Multiple other metabolic factors could be significant in mediating a diminished effect of insulin on β-cell function. We have studied the effect of FFAs, and insulin augmentation of GSIS cannot be attributed to insulin suppression of FFA in healthy persons (43
). Glucagon is another potent nonglucose secretagogue that promotes insulin secretion independent of the effects on glucose (44
) and could have altered β-cell response. However, glucagon concentrations were reduced during hyperinsulinemic clamps, suggesting physiologic insulin action at the level of the α-cell (28
). Likewise, low serum potassium has been associated with attenuated insulin secretion (46
), but it is unlikely that the small differences in serum potassium seen in our cohorts explain the observed results because concentrations were similarly modestly reduced in the control subjects. Based on our findings, we cannot exclude the possibility that insulin potentiation of GSIS could be secondary to short β-cell rest with insulin administration during the period of isoglycemic-hyperinsulinemic pre-exposure rather than directly modulated by insulin signaling, and that the interval of rest was insufficient to promote potentiation of GSIS in the insulin-resistant cohorts.

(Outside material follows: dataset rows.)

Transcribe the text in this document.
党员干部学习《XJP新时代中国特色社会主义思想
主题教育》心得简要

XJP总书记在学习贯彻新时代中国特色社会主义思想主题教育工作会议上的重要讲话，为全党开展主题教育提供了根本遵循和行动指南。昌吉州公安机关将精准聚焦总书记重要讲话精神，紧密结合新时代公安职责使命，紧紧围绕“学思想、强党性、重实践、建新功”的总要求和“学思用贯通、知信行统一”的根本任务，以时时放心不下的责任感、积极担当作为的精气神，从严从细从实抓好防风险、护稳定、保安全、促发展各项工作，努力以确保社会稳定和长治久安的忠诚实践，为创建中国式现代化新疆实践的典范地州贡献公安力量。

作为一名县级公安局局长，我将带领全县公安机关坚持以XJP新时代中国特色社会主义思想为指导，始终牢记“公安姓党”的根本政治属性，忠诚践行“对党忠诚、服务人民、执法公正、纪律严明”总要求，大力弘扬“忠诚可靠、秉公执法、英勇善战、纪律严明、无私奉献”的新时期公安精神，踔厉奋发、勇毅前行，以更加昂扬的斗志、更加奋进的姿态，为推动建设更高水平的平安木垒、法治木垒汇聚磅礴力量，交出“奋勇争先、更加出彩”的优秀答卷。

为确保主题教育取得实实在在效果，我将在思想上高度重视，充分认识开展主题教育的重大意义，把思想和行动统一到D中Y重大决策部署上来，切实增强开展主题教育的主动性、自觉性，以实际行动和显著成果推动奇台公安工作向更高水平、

Additional important factors that were not assessed in our studies could also contribute to β-cell dysfunction, including inflammation (47
) and islet amyloid deposition (48
We recognize our human in vivo experiments are limited because we cannot demonstrate dynamic changes in insulin signaling in β-cells directly. The differences in weight and degree of insulin resistance in the IGT versus T2D cohorts are additional study limitations. Finally, the two insulin-resistant cohorts were older than the healthy control subjects, and we cannot exclude confounding effects of age on insulin dynamics. Further studies are warranted to better understand how insulin modulates β-cell function in insulin-sensitive and -resistant populations.

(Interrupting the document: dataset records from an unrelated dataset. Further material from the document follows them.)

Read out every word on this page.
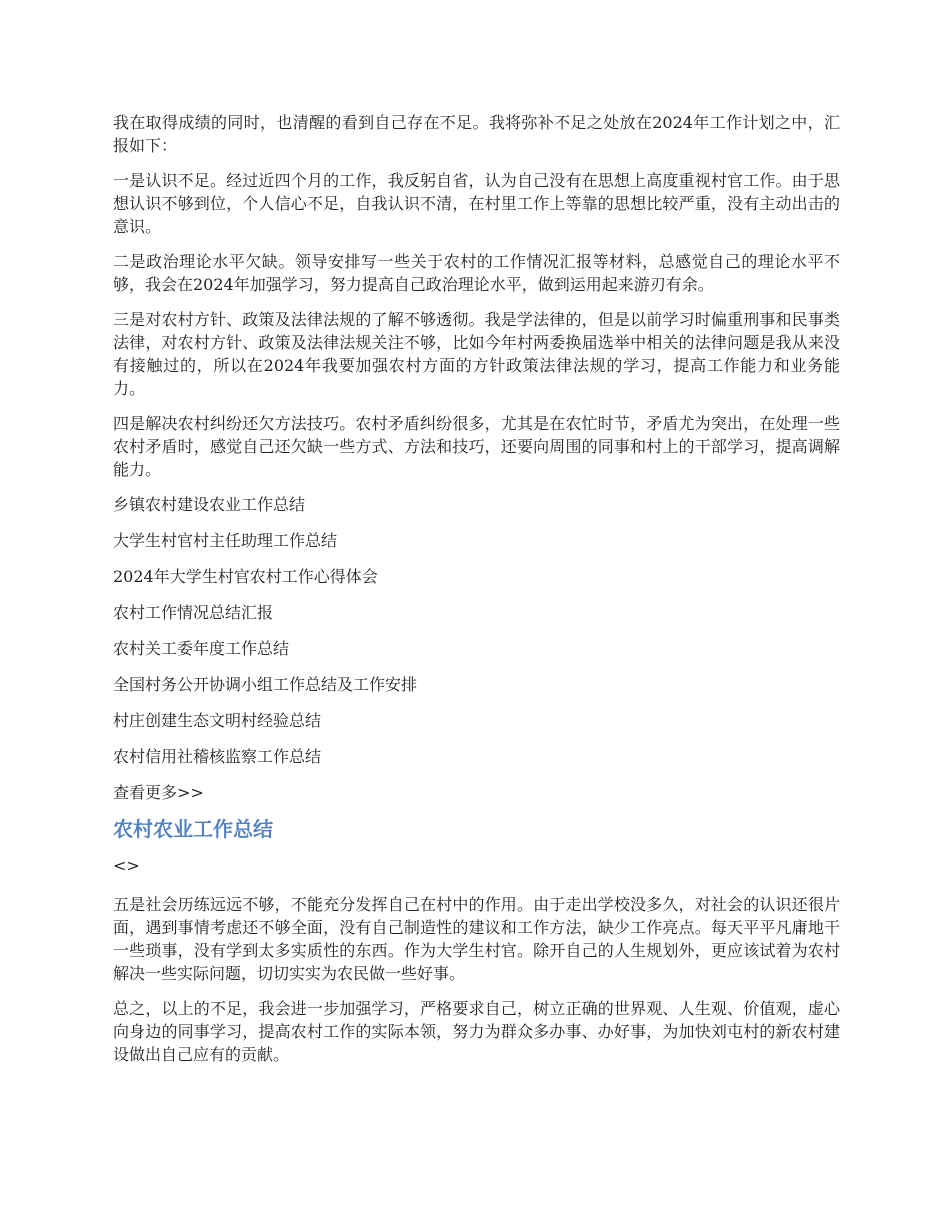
我在取得成绩的同时，也清醒的看到自己存在不足。我将弥补不足之处放在2024年工作计划之中，汇报如下：

一是认识不足。经过近四个月的工作，我反躬自省，认为自己没有在思想上高度重视村官工作。由于思想认识不够到位，个人信心不足，自我认识不清，在村里工作上等靠的思想比较严重，没有主动出击的意识。

二是政治理论水平欠缺。领导安排写一些关于农村的工作情况汇报等材料，总感觉自己的理论水平不够，我会在2024年加强学习，努力提高自己政治理论水平，做到运用起来游刃有余。

三是对农村方针、政策及法律法规的了解不够透彻。我是学法律的，但是以前学习时偏重刑事和民事类法律，对农村方针、政策及法律法规关注不够，比如今年村两委换届选举中相关的法律问题是我从来没有接触过的，所以在2024年我要加强农村方面的方针政策法律法规的学习，提高工作能力和业务能力。

四是解决农村纠纷还欠方法技巧。农村矛盾纠纷很多，尤其是在农忙时节，矛盾尤为突出，在处理一些农村矛盾时，感觉自己还欠缺一些方式、方法和技巧，还要向周围的同事和村上的干部学习，提高调解能力。

乡镇农村建设农业工作总结
大学生村官村主任助理工作总结
2024年大学生村官农村工作心得体会
农村工作情况总结汇报
农村关工委年度工作总结
全国村务公开协调小组工作总结及工作安排
村庄创建生态文明村经验总结
农村信用社稽核监察工作总结
查看更多>>
农村农业工作总结
<>

五是社会历练远远不够，不能充分发挥自己在村中的作用。由于走出学校没多久，对社会的认识还很片面，遇到事情考虑还不够全面，没有自己制造性的建议和工作方法，缺少工作亮点。每天平平凡庸地干一些琐事，没有学到太多实质性的东西。作为大学生村官。除开自己的人生规划外，更应该试着为农村解决一些实际问题，切切实实为农民做一些好事。

总之，以上的不足，我会进一步加强学习，严格要求自己，树立正确的世界观、人生观、价值观，虚心向身边的同事学习，提高农村工作的实际本领，努力为群众多办事、办好事，为加快刘屯村的新农村建设做出自己应有的贡献。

In conclusion, we have demonstrated that while the β-cell is insulin responsive and pre-exposure to insulin enhances glucose-stimulated insulin secretion in healthy humans, this effect is reduced in states of insulin resistance. Thus, we demonstrate physiologically that the β-cell is an insulin-responsive tissue in humans in vivo. Our findings are consistent with a growing body of literature that suggests that pancreatic β-cell dysfunction could be caused by a defect in insulin signaling within β-cells, and this β-cell insulin resistance may lead to a loss of β-cell function and/or mass, contributing to relative hypoinsulinemia in response to glucose stimulation and subsequent hyperglycemia. Our findings also suggest that therapies for type 2 diabetes, particularly insulin-sensitizing agents, may exert their effect at least in part by restoring β-cell insulin sensitivity, therefore enhancing the capacity of the β-cell to secrete insulin as a response to glucose stimulation.